03 August 2012

Rest In Peace Heather Boyum



Megan Merkel walking into court to be arraigned for vehicular manslaughter



I have a bad temper.  Anyone who has worked with me, played video games with me, fished with me, or golfed with me is well aware of this.  I have taken some steps to deal with my anger issues.  These steps are me thinking to myself, "It's okay, it's just an inanimiate object...." two seconds before I'm overcome by Tourette's and throw said inanimate object across the room.  It reminds me of a funny radio commercial I heard for a computer repair store: Guy goes into store and says to clerk, "My laptop makes a funny noise when I punt it across the room."  I chucked my latest Blackberry across the room a few months ago when I tried and failed, for the emeffing fifth time, to text my friend Melissa.  It bounced off of something into something else and the screen cracked.  Good riddance, I thought.   I don't get mad at people, at least not people in my life.  I get disgusted with politicians, public figures, faceless bureaucracy, the phone people, the utility people, the a-holes that try to gouge me with banking fees, and I get mad and rant at them, but I have a tolerance for the real people in my life.
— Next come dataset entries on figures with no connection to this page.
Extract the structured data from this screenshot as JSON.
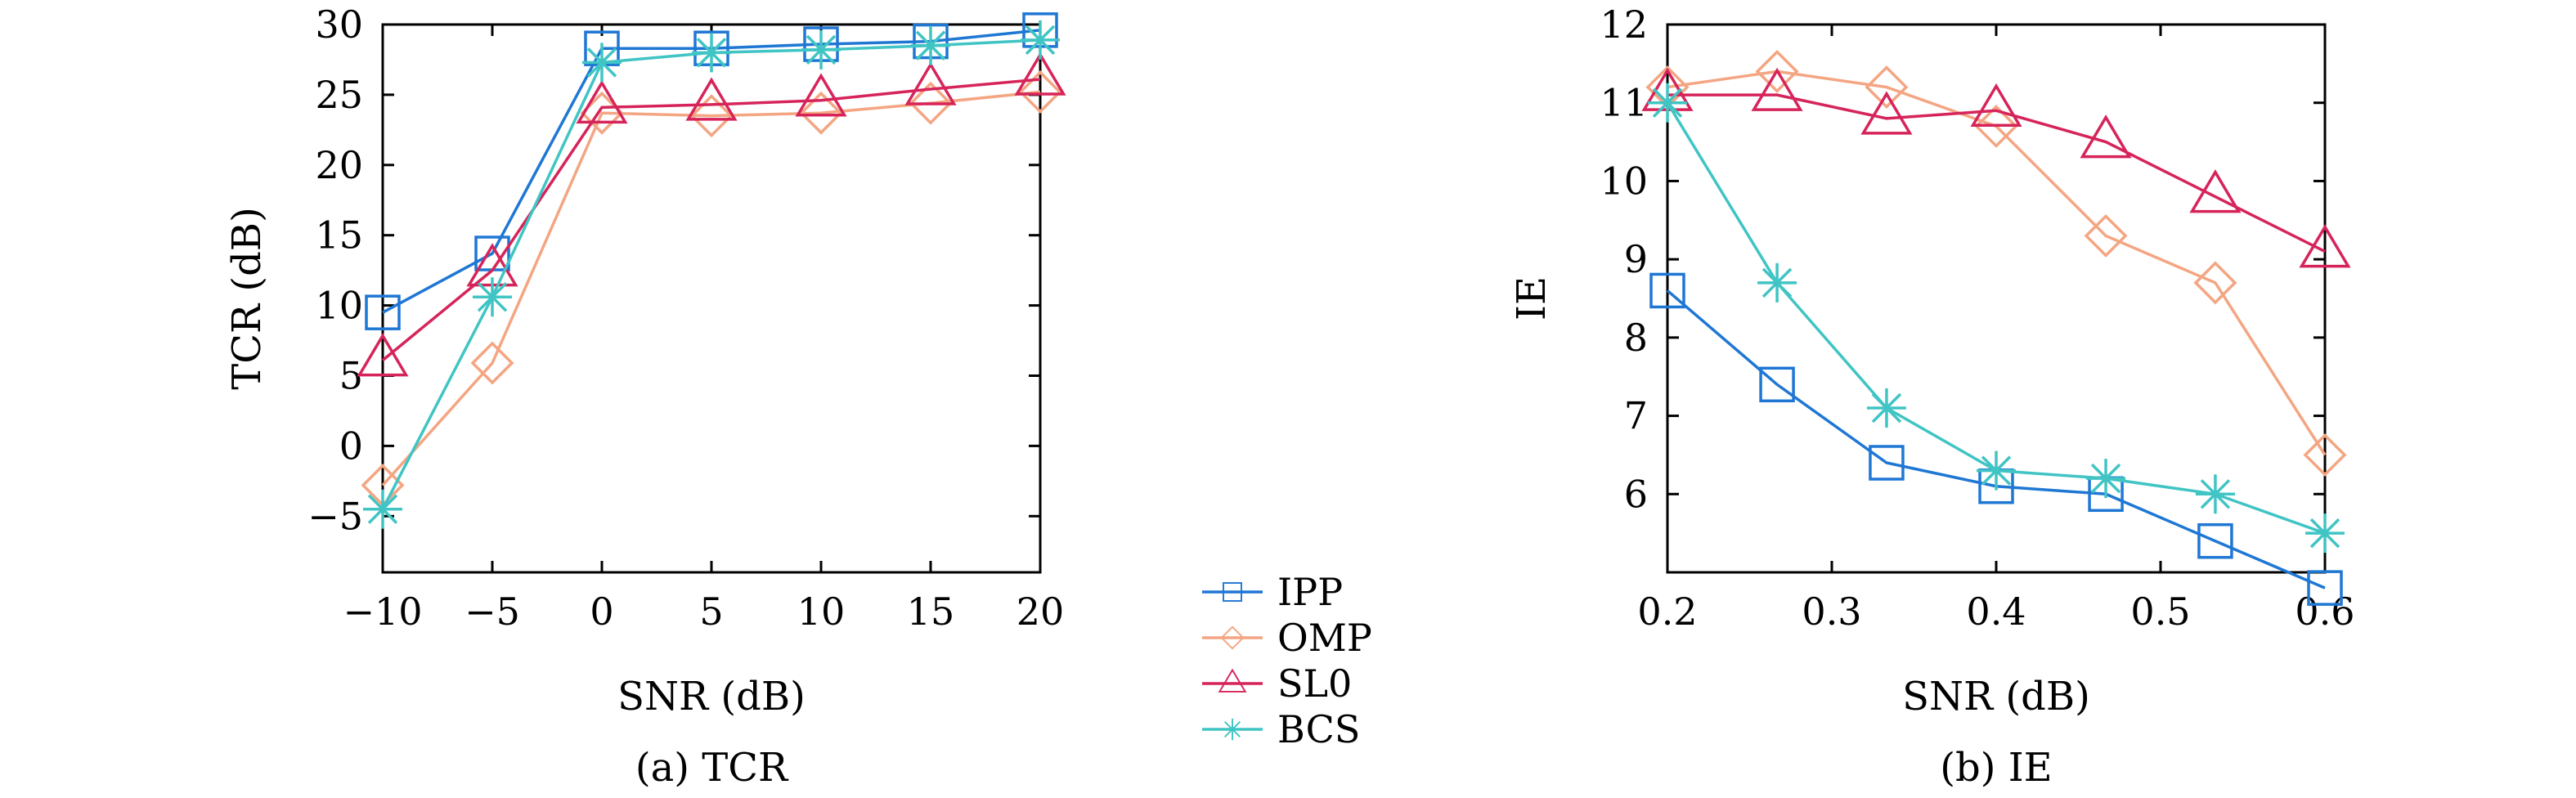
{
  "chart_data": [
    {
      "type": "line",
      "caption": "(a) TCR",
      "xlabel": "SNR (dB)",
      "ylabel": "TCR (dB)",
      "x": [
        -10,
        -5,
        0,
        5,
        10,
        15,
        20
      ],
      "xlim": [
        -10,
        20
      ],
      "ylim": [
        -9,
        30
      ],
      "xticks": [
        -10,
        -5,
        0,
        5,
        10,
        15,
        20
      ],
      "xtick_labels": [
        "−10",
        "−5",
        "0",
        "5",
        "10",
        "15",
        "20"
      ],
      "yticks": [
        -5,
        0,
        5,
        10,
        15,
        20,
        25,
        30
      ],
      "ytick_labels": [
        "−5",
        "0",
        "5",
        "10",
        "15",
        "20",
        "25",
        "30"
      ],
      "grid": false,
      "series": [
        {
          "name": "IPP",
          "color": "#1f77d4",
          "marker": "square",
          "values": [
            9.5,
            13.7,
            28.3,
            28.3,
            28.6,
            28.8,
            29.6
          ]
        },
        {
          "name": "OMP",
          "color": "#f4a582",
          "marker": "diamond",
          "values": [
            -2.8,
            5.9,
            23.7,
            23.5,
            23.7,
            24.4,
            25.2
          ]
        },
        {
          "name": "SL0",
          "color": "#d6245a",
          "marker": "triangle",
          "values": [
            6.1,
            12.5,
            24.1,
            24.3,
            24.6,
            25.4,
            26.1
          ]
        },
        {
          "name": "BCS",
          "color": "#40c4c4",
          "marker": "star",
          "values": [
            -4.5,
            10.6,
            27.3,
            28.0,
            28.2,
            28.5,
            28.9
          ]
        }
      ]
    },
    {
      "type": "line",
      "caption": "(b) IE",
      "xlabel": "SNR (dB)",
      "ylabel": "IE",
      "x": [
        0.2,
        0.2667,
        0.3333,
        0.4,
        0.4667,
        0.5333,
        0.6
      ],
      "xlim": [
        0.2,
        0.6
      ],
      "ylim": [
        5,
        12
      ],
      "xticks": [
        0.2,
        0.3,
        0.4,
        0.5,
        0.6
      ],
      "xtick_labels": [
        "0.2",
        "0.3",
        "0.4",
        "0.5",
        "0.6"
      ],
      "yticks": [
        6,
        7,
        8,
        9,
        10,
        11,
        12
      ],
      "ytick_labels": [
        "6",
        "7",
        "8",
        "9",
        "10",
        "11",
        "12"
      ],
      "grid": false,
      "series": [
        {
          "name": "IPP",
          "color": "#1f77d4",
          "marker": "square",
          "values": [
            8.6,
            7.4,
            6.4,
            6.1,
            6.0,
            5.4,
            4.8
          ]
        },
        {
          "name": "OMP",
          "color": "#f4a582",
          "marker": "diamond",
          "values": [
            11.2,
            11.4,
            11.2,
            10.7,
            9.3,
            8.7,
            6.5
          ]
        },
        {
          "name": "SL0",
          "color": "#d6245a",
          "marker": "triangle",
          "values": [
            11.1,
            11.1,
            10.8,
            10.9,
            10.5,
            9.8,
            9.1
          ]
        },
        {
          "name": "BCS",
          "color": "#40c4c4",
          "marker": "star",
          "values": [
            11.0,
            8.7,
            7.1,
            6.3,
            6.2,
            6.0,
            5.5
          ]
        }
      ]
    }
  ],
  "legend": {
    "placement": "between-panels",
    "entries": [
      "IPP",
      "OMP",
      "SL0",
      "BCS"
    ]
  }
}
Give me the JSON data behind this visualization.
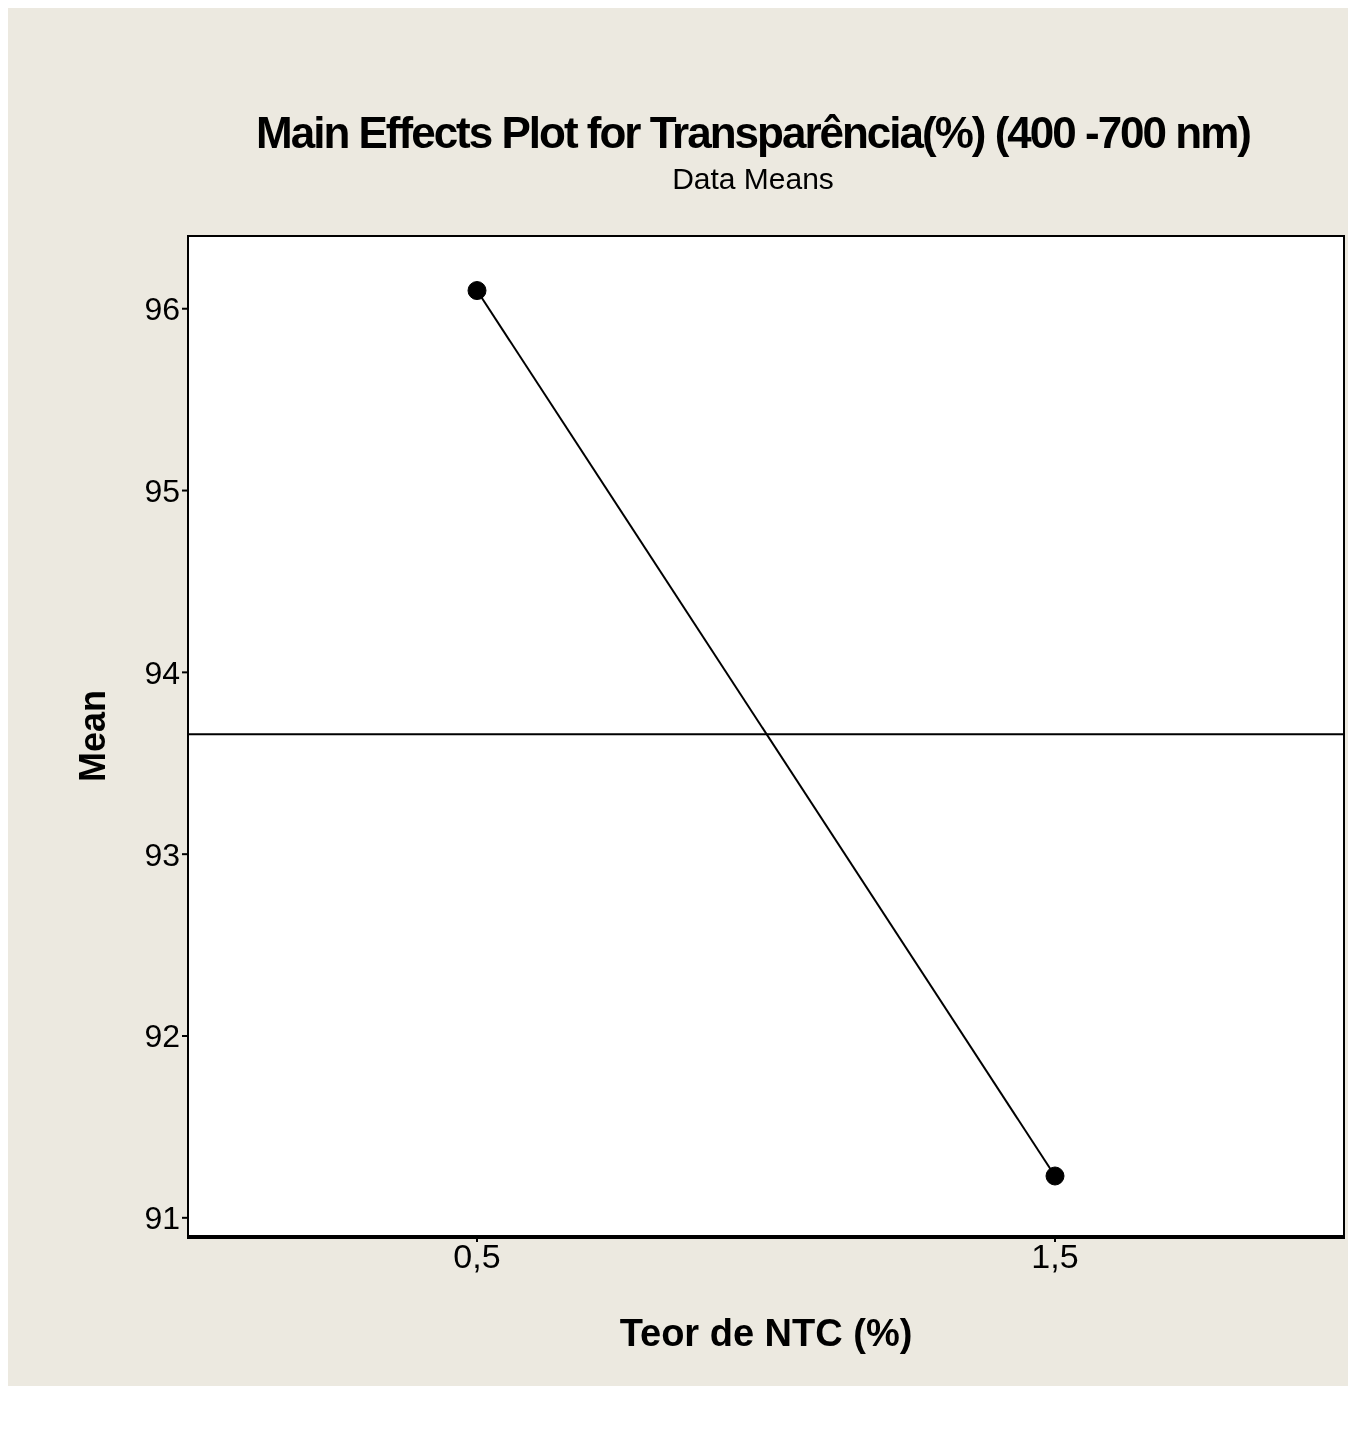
{
  "chart_data": {
    "type": "line",
    "title": "Main Effects Plot for Transparência(%) (400 -700 nm)",
    "subtitle": "Data Means",
    "xlabel": "Teor de NTC (%)",
    "ylabel": "Mean",
    "x": [
      0.5,
      1.5
    ],
    "xlim": [
      0,
      2
    ],
    "xticks": [
      {
        "value": 0.5,
        "label": "0,5"
      },
      {
        "value": 1.5,
        "label": "1,5"
      }
    ],
    "series": [
      {
        "color": "#000000",
        "values": [
          96.1,
          91.23
        ]
      }
    ],
    "ylim": [
      90.9,
      96.4
    ],
    "yticks": [
      91,
      92,
      93,
      94,
      95,
      96
    ],
    "ref_lines": [
      {
        "axis": "y",
        "value": 93.66,
        "color": "#000000"
      }
    ],
    "marker": "circle",
    "line_style": "solid"
  }
}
Fairport teacher Heather Boyum

However, there are real people that I think are lowlife scumbags, like the pair that caused the death of Heather Boyum, a wife and a mother of two, who was killed at 7:45 on a Sunday morning as she was out riding her bicycle.  She was killed by a twenty-two year old 3-time DWI loser who was passing his girlfriend, twenty-three year old Megan Merkel (possible ex-girlfriend who was just "hanging out" with him), on the shoulder of the rode on his motorcycle.  Merkel and 3-time-DWI-loser had both been up all night drinking.  Neither of them has ever held a license to drive and despite their young age both have an intimate and extensive experience of the criminal justice system.  Merkel, feeling like she was being attacked unfairly, went on the radio to defend herself.  She said her boyfriend (or possible ex-boyfriend who she's just screwing around with) was being "retarded" and doing wheelies and generally being the low-life scumbag that he is.  She was driving a car with no brakes and couldn't stop when 3-time-DWI-loser struck Boyum and drove her body in front of Merkel.  Merkel then said she did not know how to express remorse to the Boyum family, which was evident in her Facebook post that told critics they could "suck a d**k and choke on it".  Class act, Merkel.  She has since been charged with vehicular manslaughter and is sitting in jail with no one to bail her out.  It is a story that elicits great sadness from me if I think too long about it, but my bloodlust for Merkel and the 3-time-DWI-loser has kept me coming back to news of Heather Boyum's death over and over.  Is twenty years long enough for these two to serve?  How about a life sentence?

The road to Hell isn't paved with good intentions so much as small ethical compromises that erode character.  Shoplifting doesn't seem like a huge infraction when you are fifteen but what does it lead to?  Dealing drugs when you're nineteen?  Maybe you've stolen something before or resold some pot to make money or driven when you've been intoxicated, and if you have done these things you've probably done so without hurting someone or being arrested.  But the moral of this story is that the standards we set for ourselves should be compromised as little as possible.  Looking back on stupid things we've done and shaking our heads at what buttheads we were is a good sign that we are still here and escaped unscathed, that we got through our transgressions and emerged with a little more common sense.  I think these two are very different than the psychotic person in Colorado who fantasized about committing mass murder and then committed it.  We are all much closer to making a mistake like Merkel than we are to killing strangers in a movie theater.  Merkel and the 3-time-DWI-loser's compromised ethics led to the death of a good person and they deserve a long time in a prison cell to think about what they've done.